Kobiety w pudełku. Japonia oczami kobiet. Recenzja książki.

8
Dwie tradycyjnie ubrane Japonki idą w stronę posągu Buddy w Kamakurze. Kamakura 2017. Zdjęcia autorki.

Japonia to kraj, w którym bez przewodnika na pewno się zgubimy. Potrzebujemy mapy, aby poruszać się po Tokio. I przede wszystkim wiedzy, żeby móc dostrzegać rzeczy nieoczywiste, umykające na pierwszy rzut oka, które tak naprawdę o tym kraju mówią najwięcej. Książka Karoliny Bednarz jest dla tych wszystkich, którzy nie chcą prostego objaśnienia świata. To dzięki niej można zajrzeć za kurtynę, odwiedzić boczne uliczki, poznać historię kobiet, która wiele nam powie o Japonii i o Japonkach.

Japonia osobista

Pamiętam swoją pierwszą podróż do Japonii. Pierwszy raz leciałam sama tak daleko. Mało wtedy rozumiałam z tego, co widzę. To przede wszystkim były wakacje. Nieustająca euforia, radość z tego, że jestem w tak dziwnym miejscu z Martyną. Przed nami były wszystkie te godziny, które trzeba było przegadać w różnych środkach komunikacji. Pamiętam olbrzymie cykady leżące na schodach akademika, co do których nigdy nie mogłam być pewna, czy żyją, czy zaraz odskoczą, kiedy przejdę obok. Prysznic na monety. Zapach ryżu w akademiku. Pokoik tak wąski, że ja spałam na łóżku a Martyna na podłodze. Wilgotność powietrza tak wielką, że zdarzyło się nam cały dzień przeleżeć w pokoju, oglądając Sex and the City,bo nie mogłyśmy się ruszać z tego gorąca. Do czego nie powinnyśmy się przyznawać, bo to grzech być dwa tygodnie w Japonii i przeleżeć jeden dzień w łóżku. Pamiętam rowery, bambusowy las, pola ryżu, wycieczki w okolice Tsukuby, wielkie Tokio, tak wielkie, że właściwie cały czas nie wiedziałam, gdzie jestem. I moją nabożną cześć, kiedy Martyna umiała odcyfrować, gdzie jesteśmy i dokąd zmierzamy. Młodość, radość, fascynacja. I upalne Kioto, do którego udało się nam dostać fuksem nad fuksami.

To nie jest normalny kraj

Ale najdziwniejsze było to, co mówiła Martyna, studiująca japonistykę i znająca japoński: to jest nienormalny kraj. Mieszkała tam już kilka miesięcy. Mówiła mi: nie wierz w to wszystko, w tę otoczkę, tutaj najszczęśliwsi ludzie są bezdomni. Wyjechała z Japonii z wielką niechęcią do kraju wiśni, który dla mnie był przygodą, szczęściem i egzotyką. Podobno po 10 latach zatęskniła. Z chęcią bym tę naszą podróż powtórzyła. Nigdy nie sądziłam, że wrócę do Japonii i kiedy kilka lat później okazało się, że mam taką szansę, od razu chciałam się tam znaleźć. Raz jeszcze zobaczyć to, co kiedyś, mimo że na pewno będzie to samo, chociażby dotknąć tego kraju po omacku. Nie spodziewałam się, że sama będę nawigować po sieci japońskich pociągów bez problemu, że pojadę, gdzie chcę i gdzie sobie zaplanuję. I że będę chciała wiedzieć o tym kraju więcej i więcej.

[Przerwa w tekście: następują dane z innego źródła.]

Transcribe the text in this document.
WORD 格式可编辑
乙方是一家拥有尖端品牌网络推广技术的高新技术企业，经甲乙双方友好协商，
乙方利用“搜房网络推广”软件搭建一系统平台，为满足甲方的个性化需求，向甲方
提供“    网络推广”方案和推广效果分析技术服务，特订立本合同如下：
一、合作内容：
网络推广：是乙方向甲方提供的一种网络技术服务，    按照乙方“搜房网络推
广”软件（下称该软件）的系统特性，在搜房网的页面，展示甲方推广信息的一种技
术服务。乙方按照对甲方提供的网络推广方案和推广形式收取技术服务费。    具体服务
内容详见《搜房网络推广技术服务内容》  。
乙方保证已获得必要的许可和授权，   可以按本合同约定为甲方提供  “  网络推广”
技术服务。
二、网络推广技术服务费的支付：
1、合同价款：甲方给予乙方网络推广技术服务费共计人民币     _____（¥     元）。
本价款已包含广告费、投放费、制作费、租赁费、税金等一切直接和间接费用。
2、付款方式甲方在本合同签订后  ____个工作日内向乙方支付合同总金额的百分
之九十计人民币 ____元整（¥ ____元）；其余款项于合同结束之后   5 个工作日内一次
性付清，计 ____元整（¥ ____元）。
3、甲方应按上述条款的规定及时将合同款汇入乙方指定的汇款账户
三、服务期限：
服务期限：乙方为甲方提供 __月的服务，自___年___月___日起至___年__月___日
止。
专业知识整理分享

Feminizm wytropię wszędzie

Spotkanie z Japońskimi artystkami Japonia 2018. Zdjęcie autorki.
Prowadząca rozmawia o feminizmie i kobiecej sztuce z tokijskimi artystkami z okazji Dnia Kobiet. Tokio 2017. Zdjęcie autorki.

Życie pisze doprawdy zdumiewające scenariusze i kiedy okazało się, że tam na miejscu w Japonii jest nasz wspólny znajomy i się spotkamy, a potem ot tak, niespodziewanie wyląduję na wystawie sztuki feministycznej zbudowanej z prac kilku artystek. Ciekawy był to wernisaż, bo właściwie żadna z artystek nie uważała się za feministkę, oprócz pewnej Amerykanki  mieszkającej w Japonii od kilkunastu lat. Dzięki temu sama zaczęłam się zastanawiać, jak to właściwie jest w Japonii z tymi kobietami:

Kim one są?

Co robią?

Jaką mają pozycję?

Widzę je na ulicy, ale co ja właściwie o nich wiem? Bardzo mało. Martyna opowiadała mi o ideale kobiety-matki-żony, która poświęca się dla rodziny, ale wtedy jeszcze mój feminizm dopiero się wykluwał. Uznałam, że tak po prostu jest. W tym czasie byłam mało dociekliwa. Podczas kolejnej wizyty do mojej edukacji dołożyła się nasza tłumaczka Paula, którą poznałam rok temu, to ona opowiadała mi o byciu kawaiii o tym, że jest to jakaś strategia przetrwania. Ale czekałam na więcej. Chciałam choć trochę zrozumieć, zajrzeć za zamknięte drzwi. Chciałam, żeby ktoś mi opowiedział o tym, czego się nie dowiem jako turystka.

Kobiety w pudełku

Dwie kobiety przed centrum handlowy w Tokio. Młodsza jest tradycyjnie ubrana w kimono, starsza w zachodnie, eleganckie ubrania. Japonia 2018. Zdjęcie autorki.
Dwie kobiety przed centrum handlowy w Tokio. Młodsza jest tradycyjnie ubrana w kimono, starsza w zachodnie, eleganckie ubrania. Japonia 2018. Zdjęcie autorki.

 

Wypada dodać, że jestem czytelniczką bloga Karoliny i kiedy odezwała się do mnie, że może byśmy poszły na kawę, to się tak bardzo ucieszyłam. Dobrze się nam rozmawiało. Czekałam na jej książkę niecierpliwie. I z wielką przyjemnością Wam o niej napiszę, chociaż to nie zawsze przyjemna lektura. To książka o smutnym kobiecym świecie, o świecie zamkniętym za drzwiami, zdominowanym przez potrzeby innych. Z którego od czasu do czasu jakaś bohaterka próbuje się wyrwać i wtedy ma szansę opowiedzieć narratorce, jak wygląda jej życie. Opowiada o nim swoimi słowami, tak jak potrafi, czasami nawet przed samą sobą nie przyznając się, o czym tak naprawdę mówi. Czytając reportaże Karoliny, miałam wrażenie, że jej bohaterki mówią szeptem, tak by nikogo nie urazić.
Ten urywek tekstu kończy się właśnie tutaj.